A week after the NCAA levied a postseason ban and scholarship and recruiting restrictions on his team for major NCAA violations that began months into his tenure, Georgia Tech basketball coach Josh Pastner expressed his sorrow for the penalties and, while the NCAA report did not cite him for wrongdoing, recognized that the buck stops at his desk.
“I understand that. That’s why I’ve said that I’m sorry for all this to happen,” Pastner told The Atlanta Journal-Constitution on Friday in his first interview since the penalties were announced Sept. 26. “And, you know, we do the best job that we can, and I’ve tried to do the best job that we could in all my time to be good in all areas, which includes compliance. I recognize that I’m the head coach and I’m in charge of the program, and good, bad and indifferent, the head coach is in charge.”
Speaking in his office in the Edge Center, Pastner declined to go into specifics about the violations, the penalties or how he plans to guide his team through a season in which the NCAA tournament is not a possibility (barring a successful appeal of the postseason ban), sometimes avoiding questions entirely.

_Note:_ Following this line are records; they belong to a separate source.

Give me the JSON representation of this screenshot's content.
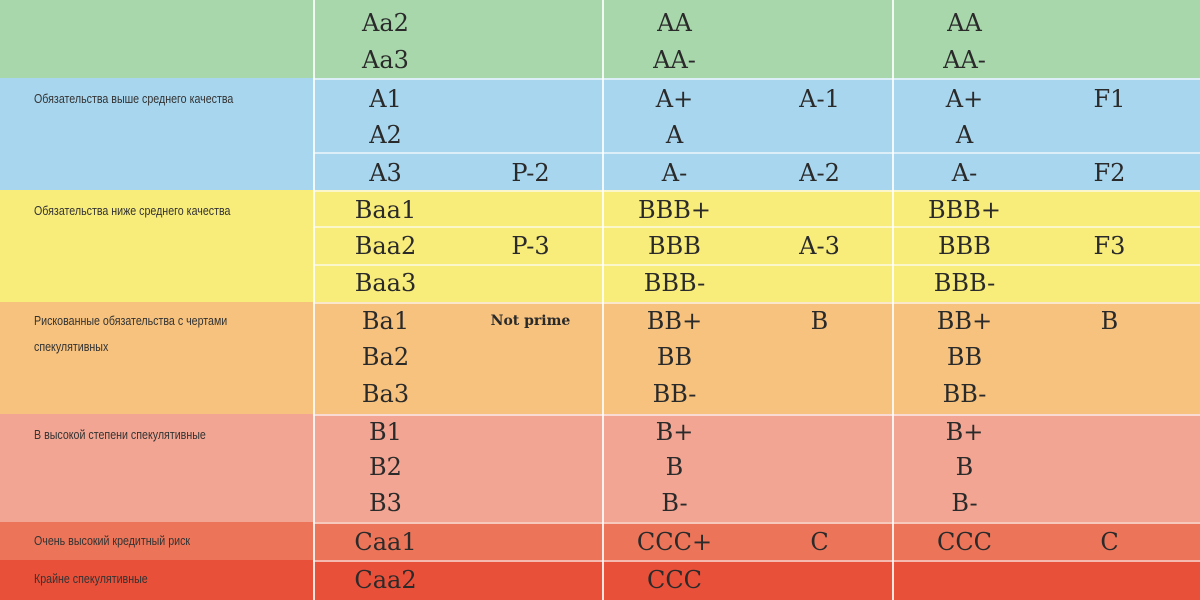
{
  "colors": {
    "green": "#a8d7ac",
    "blue": "#a8d6ee",
    "yellow": "#f8ec7a",
    "orange": "#f6c27e",
    "salmon": "#f2a592",
    "red1": "#ec7559",
    "red2": "#e8503a"
  },
  "categories": {
    "above_average": "Обязательства выше среднего качества",
    "below_average": "Обязательства ниже среднего качества",
    "risky": "Рискованные обязательства с чертами спекулятивных",
    "highly_speculative": "В высокой степени спекулятивные",
    "very_high_risk": "Очень высокий кредитный риск",
    "extremely_speculative": "Крайне спекулятивные"
  },
  "rows": [
    {
      "c1": "Aa2",
      "c3": "AA",
      "c5": "AA"
    },
    {
      "c1": "Aa3",
      "c3": "AA-",
      "c5": "AA-"
    },
    {
      "c1": "A1",
      "c3": "A+",
      "c4": "A-1",
      "c5": "A+",
      "c6": "F1"
    },
    {
      "c1": "A2",
      "c3": "A",
      "c5": "A"
    },
    {
      "c1": "A3",
      "c2": "P-2",
      "c3": "A-",
      "c4": "A-2",
      "c5": "A-",
      "c6": "F2"
    },
    {
      "c1": "Baa1",
      "c3": "BBB+",
      "c5": "BBB+"
    },
    {
      "c1": "Baa2",
      "c2": "P-3",
      "c3": "BBB",
      "c4": "A-3",
      "c5": "BBB",
      "c6": "F3"
    },
    {
      "c1": "Baa3",
      "c3": "BBB-",
      "c5": "BBB-"
    },
    {
      "c1": "Ba1",
      "c2": "Not prime",
      "c3": "BB+",
      "c4": "B",
      "c5": "BB+",
      "c6": "B"
    },
    {
      "c1": "Ba2",
      "c3": "BB",
      "c5": "BB"
    },
    {
      "c1": "Ba3",
      "c3": "BB-",
      "c5": "BB-"
    },
    {
      "c1": "B1",
      "c3": "B+",
      "c5": "B+"
    },
    {
      "c1": "B2",
      "c3": "B",
      "c5": "B"
    },
    {
      "c1": "B3",
      "c3": "B-",
      "c5": "B-"
    },
    {
      "c1": "Caa1",
      "c3": "CCC+",
      "c4": "C",
      "c5": "CCC",
      "c6": "C"
    },
    {
      "c1": "Caa2",
      "c3": "CCC"
    }
  ]
}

Pastner was asked why he did not report former friend and booster Ron Bell when Bell told him that he was trying to recruit then-Memphis player Markel Crawford to Tech – which athletic director Todd Stansbury said in retrospect he wished Pastner had done as “that would have taken on most of the issues surrounding Ron Bell right then and there,” but also which the NCAA did not find to be a violation.
Pastner responded, “That’s all in the past. We play North Carolina State on Nov. 5. All that other stuff’s just in the past. We’re moving forward. How about Oct. 27? We’re playing Alabama (in an exhibition game).”
When it was suggested that, even if the violations were in the past, Tech fans might still want an explanation, Pastner responded, “I know the fans want us to have a great season, and our focus right now is for North Carolina State Nov. 5.”
Pastner also was asked if he understood that a portion of the fan base was not happy with him for the team’s under-.500 play in the past two seasons as well as the damage that the NCAA violations have caused.
He first offered a reminder that he has a five-year process and also that, had guard Josh Okogie not left after the 2017-18 season for the NBA draft, “we probably would have been in the tournament already” before addressing the substance of the question.
“This is Yellow Jacket nation’s team,” Pastner said. “I totally understand that fans want us to win more. That’s why I am focused on making sure this team is prepared for this season. Yellow Jacket nation is going to really fall in love with this group.”
Pastner spoke at length of his love for Tech, his team, staff, Stansbury and his department and the school’s alumni and fans.
“I love Georgia Tech,” he said. “I love the people here and I love my job and I love coming to work. I’m sorry that this has happened.”
As for the season ahead, Pastner did not betray any disappointment over not being able to compete for Tech’s first NCAA postseason appearance since 2010, an objective that he had repeatedly expressed his intentions to achieve. Pastner said he was excited for the season to begin.
He said that, since the penalties were announced, his team has practiced with enthusiasm. While the NCAA infractions committee recommended that players be permitted to transfer and compete immediately at new schools because of the postseason ban, he said that there had been no indication that any players are considering such a move.
Asked how he was framing the season to his team – one that, barring a successful appeal on the postseason ban, will conclude with the final game of the regular season – Pastner spoke of the team’s energy and focus.
“The guys have brought it every day,” Pastner said. “There has not been one ounce of low enthusiasm or energy. Guys have been great. We are locked into having a great season. We have a chance to be really good this year.”
The NCAA penalties do not appear to have drained any of the zealous optimism that defines Pastner. Regarding the recruiting restrictions that have been placed on him and his staff for the next four seasons, Pastner said that it was “business as usual. We’re going to recruit at a high level. We’re involved with really good prospects and we’re not making any excuses or anything. We’re going to get the job done.”
Asked how impactful the restrictions would be, Pastner responded, “We’re going to continue to have great success here. I’m excited.” (One could quibble over whether, to this point, Pastner has enjoyed great success in recruiting.)
As he has often in recent months, Pastner raved about the difficulty of the schedule, which includes a road trip to Kentucky. The non-conference schedule was designed specifically to help the Jackets make the tournament.
Pastner: “Got to stay healthy, and we have the schedule to put us in a position where, that if we can do our job and have a chance to win some good games, we could,” and here he slightly hesitated “have an exciting and a memorable season.”
He later was asked to comment on the past two years, in which he has experienced considerable personal and professional strife. Pastner acknowledged “periods of toughness” but resisted the opportunity to lament.
“One of our core values, and things we talk about, is no whining, no complaining, no woe-is-me syndrome,” he said. “We just keep charging ahead and moving forward. And you take away the lessons that you learn every day and you’re ready to have a great season coming up.”